The theatre building should be completed with the stage and the wall behind the stage which are missing in Epidaurus.

The simulation is performed thus that the recorded voice of the performer is assumed to propagate from the initial point which are the actor's lips standing on the middle of the stage edge to the endpoint which are the listener's ears sitting in the middle of the first row. From the initial point we generate the trajectories composed of the segments of sound propagation in air and of the segments of sound propagation in the material of the walls. The partial attenuation is found by formula (1). Then we add the partial delays and we multiply the partial attenuations so we obtain the pair of signals delay/ attenuation for the trajectory. We continue generating the trajectories till adding the parameters of the new trajectory does not change values of the impulse response by more than 1%.

The sound source is located on the actor's lips, the actor standing on the middle of the stage edge. The sound receiver is located at the height of the listener's ears, the listener. sitting in the middle of the first row.

The simulation should take into account that the sound perception is impacted by the ears' location, namely Head Related Transfer Function.

For each trajectory we find the pair of signals delay/ attenuation that are later aggregated if the delays coincide. Thus we obtain the impulse response, with which the input signal is filtered to simulate the acoustics of the ancient theatre. The expert can easily modify the algorithm for a different location of the source on the stage or a different location of the receiver on the seats. The useful modification is to place the sound source in the orchestra where the choral parts were performed from.
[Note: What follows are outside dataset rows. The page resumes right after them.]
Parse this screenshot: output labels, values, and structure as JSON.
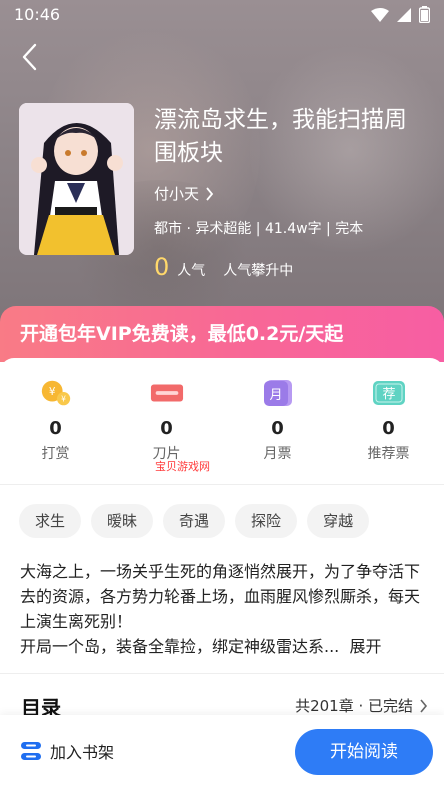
{
  "status_bar": {
    "time": "10:46"
  },
  "book": {
    "title": "漂流岛求生，我能扫描周围板块",
    "author": "付小天",
    "meta": "都市 · 异术超能 | 41.4w字 | 完本",
    "popularity": "0",
    "popularity_label": "人气",
    "rank_label": "人气攀升中"
  },
  "vip_banner": {
    "text": "开通包年VIP免费读，最低0.2元/天起"
  },
  "stats": [
    {
      "value": "0",
      "label": "打赏",
      "icon": "coin-icon"
    },
    {
      "value": "0",
      "label": "刀片",
      "icon": "blade-icon"
    },
    {
      "value": "0",
      "label": "月票",
      "icon": "month-ticket-icon",
      "icon_text": "月"
    },
    {
      "value": "0",
      "label": "推荐票",
      "icon": "recommend-ticket-icon",
      "icon_text": "荐"
    }
  ],
  "watermark": "宝贝游戏网",
  "tags": [
    "求生",
    "暧昧",
    "奇遇",
    "探险",
    "穿越"
  ],
  "description": {
    "line1": "大海之上，一场关乎生死的角逐悄然展开，为了争夺活下去的资源，各方势力轮番上场，血雨腥风惨烈厮杀，每天上演生离死别！",
    "line2": "开局一个岛，装备全靠捡，绑定神级雷达系...",
    "expand": "展开"
  },
  "toc": {
    "title": "目录",
    "info": "共201章 · 已完结"
  },
  "bottom": {
    "shelf_label": "加入书架",
    "read_label": "开始阅读"
  },
  "colors": {
    "accent": "#2e7cf6",
    "vip_start": "#f97b86",
    "vip_end": "#f75ea3",
    "popularity": "#ffd86b"
  }
}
To better understand the invention it should be mentioned that the preserved till our times stone theatres were equipped with the resonator vases. The vases described by Vitruvius were tuned consistently with the then used musical scales. The wooden theatres by Vitruvius description did not require such an equipment.

Further, Vitruvius describes two kinds of theatres: so-called Greek and so-called Roman. The Greek theatre was destined for the musical performance and the actors perform on the stage and on the orchestra. Hence, to find an impulse response it is better to simulate the Greek theatre.

Claims

1. The method of sound processing simulating the acoustics of the ancient theatre consisting in the digital filtering using the finite impulse response obtained from pairs of signals delay-attenuation computed for the segments of trajectories in the theatre wall materials, whose directions are selected randomly comprising of that directions of first sound trajectory segments in the air are selected randomly and the directions of the next segments are determined by the rule that the reflection angle at the theatre wall is equal to angle of incidence until the moment when the trajectory achieves the listener's location.

2. The method of sound processing according to Claim 1 comprising of that the material from which the theatre walls are built is wood.

3. The method of sound processing according to Claim 2 comprising of that wood has density 400-500 kg/m3 and the sound velocity therein is 4000-5000 m/s.

4. The method of sound processing according to Claim 1 comprising of that the theatre building is equipped with a stage and a wall behind the stage.

5. The method of sound processing according to Claim 1 comprising of that the source of sound propagation are the actor's lips while the actor is on the stage or in the middle of orchestra.

6. The method of sound processing according to Claim 1 comprising of that the listener is located in the middle of the first row.